Director: Martin Scorsese
Stars: Robert De Niro, Ray Liotta, Joe Pesci
In the pantheon of great mob movies, GoodFellas is as good as it gets. And realistic. Which is exactly what attracted Martin Scorsese to the project in the first place. Legend has it that after reading Nicholas Pileggi’s Wiseguy, the story of Lucchese crime family associate Henry Hill’s life as a gangster-turned-rat, the director immediately picked up the phone, called Pileggi and told him, “I’ve been waiting for this book my entire life.” Pileggi’s reply? “I’ve been waiting for this phone call my entire life.”

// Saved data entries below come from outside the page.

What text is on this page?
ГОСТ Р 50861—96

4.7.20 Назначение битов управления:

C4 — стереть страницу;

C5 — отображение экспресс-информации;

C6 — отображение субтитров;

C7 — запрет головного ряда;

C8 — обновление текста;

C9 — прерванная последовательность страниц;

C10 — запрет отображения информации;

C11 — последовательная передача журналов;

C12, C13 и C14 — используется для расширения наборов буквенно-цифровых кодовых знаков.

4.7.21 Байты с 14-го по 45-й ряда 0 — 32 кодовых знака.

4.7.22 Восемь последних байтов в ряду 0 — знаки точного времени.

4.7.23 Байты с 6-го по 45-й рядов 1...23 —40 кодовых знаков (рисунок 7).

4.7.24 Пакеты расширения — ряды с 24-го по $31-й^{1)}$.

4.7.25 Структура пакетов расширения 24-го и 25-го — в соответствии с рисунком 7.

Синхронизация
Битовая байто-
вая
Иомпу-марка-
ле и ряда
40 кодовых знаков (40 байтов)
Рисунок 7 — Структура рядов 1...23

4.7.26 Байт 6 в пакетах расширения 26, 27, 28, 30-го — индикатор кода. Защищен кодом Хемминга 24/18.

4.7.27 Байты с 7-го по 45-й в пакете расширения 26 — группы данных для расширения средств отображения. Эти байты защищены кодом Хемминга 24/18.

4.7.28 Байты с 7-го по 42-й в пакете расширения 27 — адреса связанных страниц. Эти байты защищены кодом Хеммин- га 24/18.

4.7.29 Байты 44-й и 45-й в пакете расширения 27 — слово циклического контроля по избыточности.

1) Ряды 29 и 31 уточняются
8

Having grown up in New York City’s Little Italy at the height of the city’s mafia influx, Scorsese’s fascination with the book was in the authenticity of the everyday life of a mobster. Whereas over-the-top interpretations of gangsterdom, like Scarface, portray a sort of “party all the time” atmosphere, Pileggi’s book got the minutiae right—the scams (big and small) and how they worked, the challenges facing middle-management mobsters and their lack of upward mobility and the delicate balance between family life and “family” life. And Scorsese utilizes every trick in his moviemaking toolkit to pull it off, which earned the film six Oscar nominations (with one win for Joe Pesci) and the most famous tracking shot in cinema history.